Kene ezilirse veya gazyağı, benzin, Aseton, oje, Tuz ruhu, çamaşır suyu gibi çeşitli maddelerle rahatsız edilirse içindeki virüsü daha yoğun olarak bulaştırıyor. Çıkartılan Kene de mutlaka kapaklı bir şişe içinde öldürülmeli. Uzmanlar, halk arasında kene ateşi olarak bilinen KKKA teşhisinin zor olmadığını, alt yapı ve teknolojinin kendilerinde olduğunu ancak tanı kiti gereksinimleri olduğunu söyledi.
Uzmanlar, KKKA virüsünün laboratuar kazasına yol açabilecek çok tehlikeli bir virüs olduğunu belirtti. Erken tanı ve etkin tedavinin bir an önce başlatılmasının ölümcül olabilen kanama komplikasyonlarını engellediğini söyleyen uzmanlar, eskiden beri bilinen bu virüsün aşısının olmama sebebini ise "Hastalığın mekanizmasına bakıldığında böyle bir aşının etkili olabileceği kanaatinde değilim. Hastalık bağışıklık sistemindeki bir dengesizlikten dolayı kanamalara sebep oluyor ve ölüme götürüyor. Bu nedenle bağışıklık sisteminin aşı ile uyarılmasının vereceği sonuç tahmin edilemez. Serum veya aşı uygulamasının zarar verebilmesi de söz konusu olabilir. Virüsün hayvanlarda hastalığa yol açmaması da hayvan deneylerinin yapılabilmesini engelliyor” diye açıkladı.

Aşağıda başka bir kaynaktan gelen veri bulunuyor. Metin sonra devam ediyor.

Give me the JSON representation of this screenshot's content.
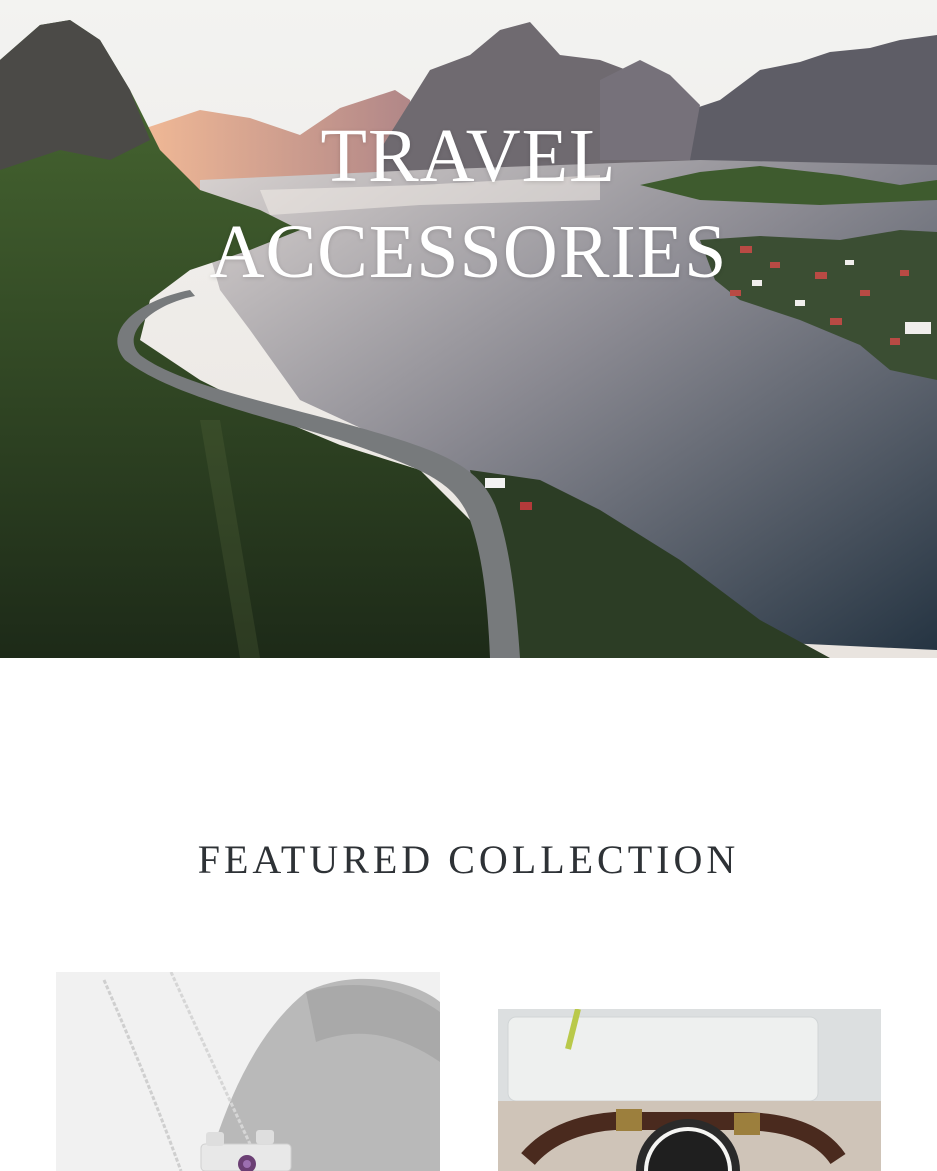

Uzmanlar halk arasında ‘Anadolu koyun kenesi' adıyla bilinen kenenin dağılımının şimdilik Çorum, Tokat, Amasya, Samsun, Sivas, Erzincan, Ordu ve Giresun yaylalarında yoğun olduğunu söylüyor. Uzmanlar ‘Canlı hayvan ticareti gibi hayvan hareketliliğiyle bu kenelerin yaşayıp çoğalabileceği coğrafi alanlara doğru bir yayılım söz konusu. İlk başladığında Yeşilırmak havzasında gözlenen bu enfeksiyon, bu yıl 3-4 büyük nehir havzasına yayılım gösterdi' diyor.